The In re American Express decision arises from a Supreme Court remand, and thus cannot be taken solely as an expression of the Second Circuit’s inclinations as to arbitration agreements and class action waivers. With this most recent decision, the Second Circuit has now twice invalidated the at-issue class action waiver, this time presumably infusing that invalidation with reasoning and doctrine acceptable to the Supreme Court. Specifically, the Supreme Court remanded In re American Express with directions that the Second Circuit take account of its decision in Stolt-Nielsen, S. A. v. AnimalFeeds Int’l Corp., 130 S.Ct. 1758 (2010), which held that parties cannot be compelled to participate in class arbitration without having expressly agreed to do so. The Supreme Court instructed the Second Circuit to reassess its invalidation of the at-issue clause barring class arbitration, and in particular to decide whether there was merit to American Express’s argument that a class action waiver within a mandatory arbitration clause is per se enforceable.
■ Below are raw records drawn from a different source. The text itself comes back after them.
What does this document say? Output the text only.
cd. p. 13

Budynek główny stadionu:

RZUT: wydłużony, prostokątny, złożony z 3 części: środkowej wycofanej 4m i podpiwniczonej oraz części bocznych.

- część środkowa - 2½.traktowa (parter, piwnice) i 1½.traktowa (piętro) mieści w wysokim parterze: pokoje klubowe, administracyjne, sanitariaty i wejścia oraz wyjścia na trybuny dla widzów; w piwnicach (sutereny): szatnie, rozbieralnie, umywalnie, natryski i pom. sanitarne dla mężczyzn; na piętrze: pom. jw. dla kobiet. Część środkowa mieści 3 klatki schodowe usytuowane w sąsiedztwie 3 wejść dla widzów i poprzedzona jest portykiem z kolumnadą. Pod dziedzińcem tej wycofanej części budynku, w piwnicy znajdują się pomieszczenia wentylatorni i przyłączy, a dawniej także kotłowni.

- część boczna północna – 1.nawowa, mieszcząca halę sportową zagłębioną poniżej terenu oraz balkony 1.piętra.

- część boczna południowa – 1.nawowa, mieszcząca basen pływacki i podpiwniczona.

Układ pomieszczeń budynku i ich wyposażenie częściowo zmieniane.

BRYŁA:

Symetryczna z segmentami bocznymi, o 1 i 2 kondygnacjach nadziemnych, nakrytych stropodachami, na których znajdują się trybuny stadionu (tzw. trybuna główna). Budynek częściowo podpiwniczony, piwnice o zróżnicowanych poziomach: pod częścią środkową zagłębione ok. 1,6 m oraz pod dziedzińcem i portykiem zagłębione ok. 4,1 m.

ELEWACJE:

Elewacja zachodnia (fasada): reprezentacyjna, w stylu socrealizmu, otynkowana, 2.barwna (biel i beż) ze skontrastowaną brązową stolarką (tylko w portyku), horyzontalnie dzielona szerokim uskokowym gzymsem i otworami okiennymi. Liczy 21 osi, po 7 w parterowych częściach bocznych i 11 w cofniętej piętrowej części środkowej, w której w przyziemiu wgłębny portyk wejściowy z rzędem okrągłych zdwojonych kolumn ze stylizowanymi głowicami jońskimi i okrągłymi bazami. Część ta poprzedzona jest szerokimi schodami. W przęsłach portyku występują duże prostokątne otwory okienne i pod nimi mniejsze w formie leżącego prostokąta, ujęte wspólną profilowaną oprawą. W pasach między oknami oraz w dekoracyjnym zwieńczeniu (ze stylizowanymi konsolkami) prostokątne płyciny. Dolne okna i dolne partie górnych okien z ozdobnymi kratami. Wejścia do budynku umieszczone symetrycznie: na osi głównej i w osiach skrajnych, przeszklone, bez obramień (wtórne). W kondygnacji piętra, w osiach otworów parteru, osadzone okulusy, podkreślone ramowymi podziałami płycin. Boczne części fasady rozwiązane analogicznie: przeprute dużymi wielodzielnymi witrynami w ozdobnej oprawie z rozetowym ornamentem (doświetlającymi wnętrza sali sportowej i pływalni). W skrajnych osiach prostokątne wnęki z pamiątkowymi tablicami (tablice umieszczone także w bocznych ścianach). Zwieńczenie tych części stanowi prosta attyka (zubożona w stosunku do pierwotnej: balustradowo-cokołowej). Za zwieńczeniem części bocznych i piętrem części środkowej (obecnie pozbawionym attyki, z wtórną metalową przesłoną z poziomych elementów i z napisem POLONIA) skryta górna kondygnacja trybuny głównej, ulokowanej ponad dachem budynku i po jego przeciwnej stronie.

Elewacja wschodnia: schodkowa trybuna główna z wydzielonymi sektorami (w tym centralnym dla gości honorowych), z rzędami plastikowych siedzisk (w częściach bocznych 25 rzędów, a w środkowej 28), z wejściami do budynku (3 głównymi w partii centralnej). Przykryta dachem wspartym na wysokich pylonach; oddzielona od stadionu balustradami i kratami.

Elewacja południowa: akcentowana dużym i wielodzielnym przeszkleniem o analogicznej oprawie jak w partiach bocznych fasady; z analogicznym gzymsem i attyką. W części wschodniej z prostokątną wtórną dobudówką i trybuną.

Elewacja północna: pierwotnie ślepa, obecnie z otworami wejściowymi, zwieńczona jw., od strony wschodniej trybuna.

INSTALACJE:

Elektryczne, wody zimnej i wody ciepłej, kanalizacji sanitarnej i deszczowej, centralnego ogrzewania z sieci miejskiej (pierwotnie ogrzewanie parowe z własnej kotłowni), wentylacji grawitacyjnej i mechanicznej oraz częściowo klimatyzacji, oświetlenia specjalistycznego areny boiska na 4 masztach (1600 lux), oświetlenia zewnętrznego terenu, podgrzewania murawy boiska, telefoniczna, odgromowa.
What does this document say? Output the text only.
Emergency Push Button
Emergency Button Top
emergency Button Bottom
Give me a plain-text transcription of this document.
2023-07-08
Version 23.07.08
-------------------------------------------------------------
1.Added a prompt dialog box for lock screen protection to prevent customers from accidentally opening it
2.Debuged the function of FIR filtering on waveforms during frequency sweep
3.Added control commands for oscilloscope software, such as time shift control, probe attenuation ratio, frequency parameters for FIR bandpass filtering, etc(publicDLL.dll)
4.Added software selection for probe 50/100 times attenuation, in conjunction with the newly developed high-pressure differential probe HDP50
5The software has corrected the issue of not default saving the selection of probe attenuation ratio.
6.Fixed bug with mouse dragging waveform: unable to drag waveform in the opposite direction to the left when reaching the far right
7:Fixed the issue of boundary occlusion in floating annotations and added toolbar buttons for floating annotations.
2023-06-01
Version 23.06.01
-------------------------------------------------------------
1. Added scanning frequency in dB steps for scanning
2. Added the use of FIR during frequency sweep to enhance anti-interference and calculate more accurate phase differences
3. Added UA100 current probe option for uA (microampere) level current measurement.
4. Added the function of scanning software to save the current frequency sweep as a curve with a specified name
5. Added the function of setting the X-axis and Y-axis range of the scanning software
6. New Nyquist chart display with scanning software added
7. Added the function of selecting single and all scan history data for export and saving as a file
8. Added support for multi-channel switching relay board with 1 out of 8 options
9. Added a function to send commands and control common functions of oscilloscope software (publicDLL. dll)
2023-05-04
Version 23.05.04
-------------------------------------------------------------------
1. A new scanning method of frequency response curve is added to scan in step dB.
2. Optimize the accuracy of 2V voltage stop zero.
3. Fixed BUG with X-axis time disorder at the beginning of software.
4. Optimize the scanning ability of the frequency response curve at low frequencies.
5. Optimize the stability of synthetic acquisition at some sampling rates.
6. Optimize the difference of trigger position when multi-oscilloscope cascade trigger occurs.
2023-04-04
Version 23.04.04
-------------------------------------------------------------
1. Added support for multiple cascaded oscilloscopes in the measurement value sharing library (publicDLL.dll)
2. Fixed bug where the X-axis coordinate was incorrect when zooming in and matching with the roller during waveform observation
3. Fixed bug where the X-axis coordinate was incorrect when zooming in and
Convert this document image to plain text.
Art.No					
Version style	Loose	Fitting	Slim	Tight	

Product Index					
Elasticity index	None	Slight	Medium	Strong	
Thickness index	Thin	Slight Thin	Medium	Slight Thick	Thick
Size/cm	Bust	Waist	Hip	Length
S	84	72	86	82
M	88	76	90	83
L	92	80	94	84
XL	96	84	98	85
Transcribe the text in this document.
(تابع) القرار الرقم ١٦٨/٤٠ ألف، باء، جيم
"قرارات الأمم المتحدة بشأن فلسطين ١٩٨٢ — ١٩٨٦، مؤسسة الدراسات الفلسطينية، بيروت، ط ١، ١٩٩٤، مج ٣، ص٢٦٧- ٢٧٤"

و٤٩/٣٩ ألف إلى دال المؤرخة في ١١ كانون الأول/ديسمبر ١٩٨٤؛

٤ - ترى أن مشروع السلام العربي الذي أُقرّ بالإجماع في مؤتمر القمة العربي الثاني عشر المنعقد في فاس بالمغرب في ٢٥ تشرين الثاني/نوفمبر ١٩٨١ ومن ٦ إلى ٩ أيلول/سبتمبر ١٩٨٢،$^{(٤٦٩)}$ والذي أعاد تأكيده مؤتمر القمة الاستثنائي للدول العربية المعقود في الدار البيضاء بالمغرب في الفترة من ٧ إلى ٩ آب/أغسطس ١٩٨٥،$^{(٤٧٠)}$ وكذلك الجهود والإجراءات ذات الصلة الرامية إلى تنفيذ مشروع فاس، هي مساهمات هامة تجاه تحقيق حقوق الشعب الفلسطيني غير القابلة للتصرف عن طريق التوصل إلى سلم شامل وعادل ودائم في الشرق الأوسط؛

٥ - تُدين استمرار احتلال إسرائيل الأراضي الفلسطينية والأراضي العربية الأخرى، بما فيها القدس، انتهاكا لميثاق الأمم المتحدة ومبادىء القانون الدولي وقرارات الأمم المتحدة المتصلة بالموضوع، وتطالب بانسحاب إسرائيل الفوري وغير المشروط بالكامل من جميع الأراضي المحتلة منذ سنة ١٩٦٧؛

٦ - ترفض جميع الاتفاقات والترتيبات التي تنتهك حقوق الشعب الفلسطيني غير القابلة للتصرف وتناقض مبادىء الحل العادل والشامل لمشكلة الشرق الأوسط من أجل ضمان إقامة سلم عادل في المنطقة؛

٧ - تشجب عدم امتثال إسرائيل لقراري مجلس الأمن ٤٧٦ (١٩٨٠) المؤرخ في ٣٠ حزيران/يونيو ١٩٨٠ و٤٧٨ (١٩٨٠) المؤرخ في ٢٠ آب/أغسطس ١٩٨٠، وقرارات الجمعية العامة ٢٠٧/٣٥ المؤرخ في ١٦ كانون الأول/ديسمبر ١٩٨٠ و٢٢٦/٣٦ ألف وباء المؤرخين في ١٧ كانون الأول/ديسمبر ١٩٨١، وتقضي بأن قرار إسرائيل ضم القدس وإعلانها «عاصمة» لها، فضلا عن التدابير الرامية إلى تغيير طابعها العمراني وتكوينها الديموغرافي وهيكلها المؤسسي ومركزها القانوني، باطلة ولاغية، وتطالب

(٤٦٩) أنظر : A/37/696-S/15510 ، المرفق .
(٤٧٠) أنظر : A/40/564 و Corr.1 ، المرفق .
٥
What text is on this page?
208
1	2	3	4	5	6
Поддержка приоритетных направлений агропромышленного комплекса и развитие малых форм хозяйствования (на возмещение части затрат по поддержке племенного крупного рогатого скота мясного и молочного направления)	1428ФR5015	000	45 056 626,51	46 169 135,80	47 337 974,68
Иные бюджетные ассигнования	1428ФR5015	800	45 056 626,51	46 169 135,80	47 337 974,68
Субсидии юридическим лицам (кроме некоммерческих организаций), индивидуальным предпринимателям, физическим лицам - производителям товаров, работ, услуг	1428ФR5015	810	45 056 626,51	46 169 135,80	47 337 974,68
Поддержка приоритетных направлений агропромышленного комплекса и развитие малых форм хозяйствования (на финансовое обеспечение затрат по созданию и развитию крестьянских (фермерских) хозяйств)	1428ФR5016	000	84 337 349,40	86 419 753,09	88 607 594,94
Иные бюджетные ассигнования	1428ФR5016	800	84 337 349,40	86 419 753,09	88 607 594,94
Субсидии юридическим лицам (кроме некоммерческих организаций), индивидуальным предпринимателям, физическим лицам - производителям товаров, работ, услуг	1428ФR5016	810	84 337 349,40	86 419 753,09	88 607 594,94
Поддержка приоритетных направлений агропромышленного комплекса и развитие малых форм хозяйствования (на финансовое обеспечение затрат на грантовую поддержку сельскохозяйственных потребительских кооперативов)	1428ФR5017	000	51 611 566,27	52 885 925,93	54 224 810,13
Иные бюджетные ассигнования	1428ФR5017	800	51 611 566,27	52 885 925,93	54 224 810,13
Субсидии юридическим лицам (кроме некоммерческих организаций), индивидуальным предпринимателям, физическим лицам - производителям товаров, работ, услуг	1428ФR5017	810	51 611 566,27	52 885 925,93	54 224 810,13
In a strong statement that evokes the Ninth Circuit’s invalidation of a similar class waiver provision in Concepcion, the two-judge Second Circuit panel (now minus Justice Sotomayor) excerpted from the plaintiffs’ brief: “We agree with plaintiffs that ‘[t]o infer from Stolt-Nielsen’s narrow ruling on contractual construction that the Supreme Court meant to imply that an arbitration is valid and enforceable where, as a demonstrated factual matter, it prevents the effective vindication of federal rights would be to presume that the Stolt-Nielsen court meant to overrule or drastically limit its prior precedent.’” In re American Express at *33.
Apart from this ruling’s substantive importance and potentially presaging the reasoning, outcome, or both in AT&T v. Concepcion, In re American Express is also a reminder that persuasive and well-constructed passages from appellate briefs can end up, verbatim, as statements of binding law.